The economy of Azerbaijan, host of COP29, relies almost entirely on the fossil fuels that are the main driver of global warming.
Heading into this month’s United Nations-sponsored climate negotiations, the world is contending with rising climate chaos and declining democracy.
It won’t be lost on any of the attendees in Baku, the Azerbaijani capital, that the talks are being hosted by an autocratic government whose economy relies almost entirely on the fossil fuels that are the primary driver of climate change.
How could such a country become the hosts?
As with so much at the United Nations, which is essentially a globe-spanning bureaucracy, the decision came down to protocol. And that protocol, because of particular weaknesses within it, was easily manipulated by Russia, which is itself an autocratic petrostate.

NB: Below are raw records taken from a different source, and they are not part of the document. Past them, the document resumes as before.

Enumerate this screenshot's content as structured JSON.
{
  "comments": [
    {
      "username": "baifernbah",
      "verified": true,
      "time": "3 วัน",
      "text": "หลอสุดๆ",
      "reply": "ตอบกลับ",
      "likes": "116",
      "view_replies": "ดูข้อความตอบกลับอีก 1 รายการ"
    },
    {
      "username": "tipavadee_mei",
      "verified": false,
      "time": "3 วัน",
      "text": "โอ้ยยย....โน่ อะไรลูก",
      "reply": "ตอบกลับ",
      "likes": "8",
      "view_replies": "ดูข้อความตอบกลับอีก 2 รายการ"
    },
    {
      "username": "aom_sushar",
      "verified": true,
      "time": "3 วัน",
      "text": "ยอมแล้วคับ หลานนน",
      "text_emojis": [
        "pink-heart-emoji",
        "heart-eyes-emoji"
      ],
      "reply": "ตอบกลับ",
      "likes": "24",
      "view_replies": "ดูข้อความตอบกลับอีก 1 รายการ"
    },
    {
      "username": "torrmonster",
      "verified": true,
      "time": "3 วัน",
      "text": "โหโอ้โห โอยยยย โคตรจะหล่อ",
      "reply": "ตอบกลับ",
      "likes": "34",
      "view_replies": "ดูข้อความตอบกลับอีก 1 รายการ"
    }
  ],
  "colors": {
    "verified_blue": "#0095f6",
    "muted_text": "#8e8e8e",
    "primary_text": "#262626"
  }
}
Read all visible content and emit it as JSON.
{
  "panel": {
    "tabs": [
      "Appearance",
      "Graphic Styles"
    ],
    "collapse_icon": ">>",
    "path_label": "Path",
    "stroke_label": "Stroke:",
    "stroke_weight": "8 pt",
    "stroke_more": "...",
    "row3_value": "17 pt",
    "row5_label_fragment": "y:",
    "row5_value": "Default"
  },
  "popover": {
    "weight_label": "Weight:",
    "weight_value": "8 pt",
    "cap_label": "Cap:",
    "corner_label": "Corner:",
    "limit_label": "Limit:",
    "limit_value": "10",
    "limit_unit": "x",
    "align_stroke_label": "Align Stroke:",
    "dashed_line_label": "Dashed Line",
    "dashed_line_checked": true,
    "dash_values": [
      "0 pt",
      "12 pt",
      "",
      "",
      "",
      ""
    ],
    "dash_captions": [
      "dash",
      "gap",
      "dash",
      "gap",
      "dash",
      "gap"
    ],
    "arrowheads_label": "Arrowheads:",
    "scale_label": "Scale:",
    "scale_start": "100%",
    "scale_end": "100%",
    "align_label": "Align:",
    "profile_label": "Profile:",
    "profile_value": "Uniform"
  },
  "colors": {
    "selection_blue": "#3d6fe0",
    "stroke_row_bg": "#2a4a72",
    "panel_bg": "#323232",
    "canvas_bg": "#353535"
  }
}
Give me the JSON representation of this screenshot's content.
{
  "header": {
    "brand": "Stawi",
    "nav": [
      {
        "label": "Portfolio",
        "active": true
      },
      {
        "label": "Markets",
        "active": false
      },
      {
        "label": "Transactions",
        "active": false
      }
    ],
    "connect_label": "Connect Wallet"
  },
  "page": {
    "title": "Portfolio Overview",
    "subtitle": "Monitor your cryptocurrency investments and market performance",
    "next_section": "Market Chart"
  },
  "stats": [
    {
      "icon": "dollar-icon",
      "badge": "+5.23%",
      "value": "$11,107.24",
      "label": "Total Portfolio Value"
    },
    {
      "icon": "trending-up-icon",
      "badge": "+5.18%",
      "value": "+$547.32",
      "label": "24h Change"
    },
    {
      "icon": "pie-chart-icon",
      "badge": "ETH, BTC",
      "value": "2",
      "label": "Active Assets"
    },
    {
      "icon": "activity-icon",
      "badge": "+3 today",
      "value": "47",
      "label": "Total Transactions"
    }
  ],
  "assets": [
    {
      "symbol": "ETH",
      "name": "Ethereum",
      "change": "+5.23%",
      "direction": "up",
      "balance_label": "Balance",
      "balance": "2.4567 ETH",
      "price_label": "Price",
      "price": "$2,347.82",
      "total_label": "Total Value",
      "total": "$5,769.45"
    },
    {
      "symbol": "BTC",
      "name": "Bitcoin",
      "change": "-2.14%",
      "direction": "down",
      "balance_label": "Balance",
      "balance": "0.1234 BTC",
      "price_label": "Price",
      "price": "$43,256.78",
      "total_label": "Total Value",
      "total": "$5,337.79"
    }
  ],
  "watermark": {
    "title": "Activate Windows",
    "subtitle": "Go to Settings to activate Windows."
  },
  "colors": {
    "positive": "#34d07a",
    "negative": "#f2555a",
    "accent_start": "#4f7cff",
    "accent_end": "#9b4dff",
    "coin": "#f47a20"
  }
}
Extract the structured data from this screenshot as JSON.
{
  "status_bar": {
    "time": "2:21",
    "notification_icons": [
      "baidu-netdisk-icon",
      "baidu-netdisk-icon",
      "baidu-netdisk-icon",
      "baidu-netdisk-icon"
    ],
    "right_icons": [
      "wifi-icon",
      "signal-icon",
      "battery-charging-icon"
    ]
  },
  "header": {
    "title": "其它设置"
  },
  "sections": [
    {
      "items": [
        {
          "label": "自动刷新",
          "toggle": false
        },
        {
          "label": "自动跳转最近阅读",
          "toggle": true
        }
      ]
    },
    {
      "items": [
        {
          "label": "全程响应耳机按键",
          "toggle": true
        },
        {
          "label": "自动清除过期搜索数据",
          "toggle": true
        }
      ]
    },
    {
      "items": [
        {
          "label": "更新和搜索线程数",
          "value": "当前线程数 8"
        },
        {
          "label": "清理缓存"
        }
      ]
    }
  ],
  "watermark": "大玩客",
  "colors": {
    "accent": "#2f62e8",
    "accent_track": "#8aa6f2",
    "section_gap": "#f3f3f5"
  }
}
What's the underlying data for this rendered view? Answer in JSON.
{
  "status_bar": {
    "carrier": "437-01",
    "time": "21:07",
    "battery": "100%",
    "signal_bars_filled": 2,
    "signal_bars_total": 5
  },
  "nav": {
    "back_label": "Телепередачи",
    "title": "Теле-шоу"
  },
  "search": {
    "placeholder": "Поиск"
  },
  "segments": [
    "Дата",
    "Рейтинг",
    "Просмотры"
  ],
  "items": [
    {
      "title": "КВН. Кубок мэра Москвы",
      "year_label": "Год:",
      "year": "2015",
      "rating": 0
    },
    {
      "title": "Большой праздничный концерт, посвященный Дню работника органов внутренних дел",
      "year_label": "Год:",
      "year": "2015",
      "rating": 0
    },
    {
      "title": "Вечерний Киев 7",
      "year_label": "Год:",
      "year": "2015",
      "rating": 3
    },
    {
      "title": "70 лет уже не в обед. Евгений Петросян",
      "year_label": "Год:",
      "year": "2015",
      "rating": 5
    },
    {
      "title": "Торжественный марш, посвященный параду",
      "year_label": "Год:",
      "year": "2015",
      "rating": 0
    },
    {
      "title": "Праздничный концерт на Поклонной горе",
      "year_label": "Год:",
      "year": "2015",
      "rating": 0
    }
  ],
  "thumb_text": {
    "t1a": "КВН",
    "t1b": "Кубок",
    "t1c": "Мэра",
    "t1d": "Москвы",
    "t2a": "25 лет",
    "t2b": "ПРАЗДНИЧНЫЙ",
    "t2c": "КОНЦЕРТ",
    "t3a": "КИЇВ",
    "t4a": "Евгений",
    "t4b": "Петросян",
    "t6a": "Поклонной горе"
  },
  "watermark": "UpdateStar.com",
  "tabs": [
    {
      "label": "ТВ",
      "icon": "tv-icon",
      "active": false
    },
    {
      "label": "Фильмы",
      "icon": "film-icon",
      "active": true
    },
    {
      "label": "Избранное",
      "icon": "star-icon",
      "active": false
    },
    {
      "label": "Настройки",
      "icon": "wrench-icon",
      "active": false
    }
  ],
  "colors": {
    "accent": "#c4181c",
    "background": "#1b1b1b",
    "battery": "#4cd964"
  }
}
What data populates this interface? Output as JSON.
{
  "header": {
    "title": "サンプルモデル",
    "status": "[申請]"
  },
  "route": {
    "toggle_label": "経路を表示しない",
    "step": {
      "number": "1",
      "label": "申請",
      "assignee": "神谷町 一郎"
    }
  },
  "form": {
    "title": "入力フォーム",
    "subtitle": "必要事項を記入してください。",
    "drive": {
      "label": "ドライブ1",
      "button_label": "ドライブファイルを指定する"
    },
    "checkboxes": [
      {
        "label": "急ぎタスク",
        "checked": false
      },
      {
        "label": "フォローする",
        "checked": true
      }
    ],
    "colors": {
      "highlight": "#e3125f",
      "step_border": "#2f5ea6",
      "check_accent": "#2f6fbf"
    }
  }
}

By tradition, the U.N. climate summit is supposed to take place in a different part of the world each year. The Eastern European group, which includes most former Soviet states, was scheduled to anchor COP29, as the 2024 talks are called, and was required to reach unanimous consensus on which of its members would host.
Over months of rancorous debate within the bloc, Russia blocked the selection of every country that had condemned its invasion of Ukraine, vetoing potential candidates like Bulgaria, Slovenia and Moldova.
That left Armenia and Azerbaijan as the final contenders on the table. One problem? They had been locked in their own war for decades.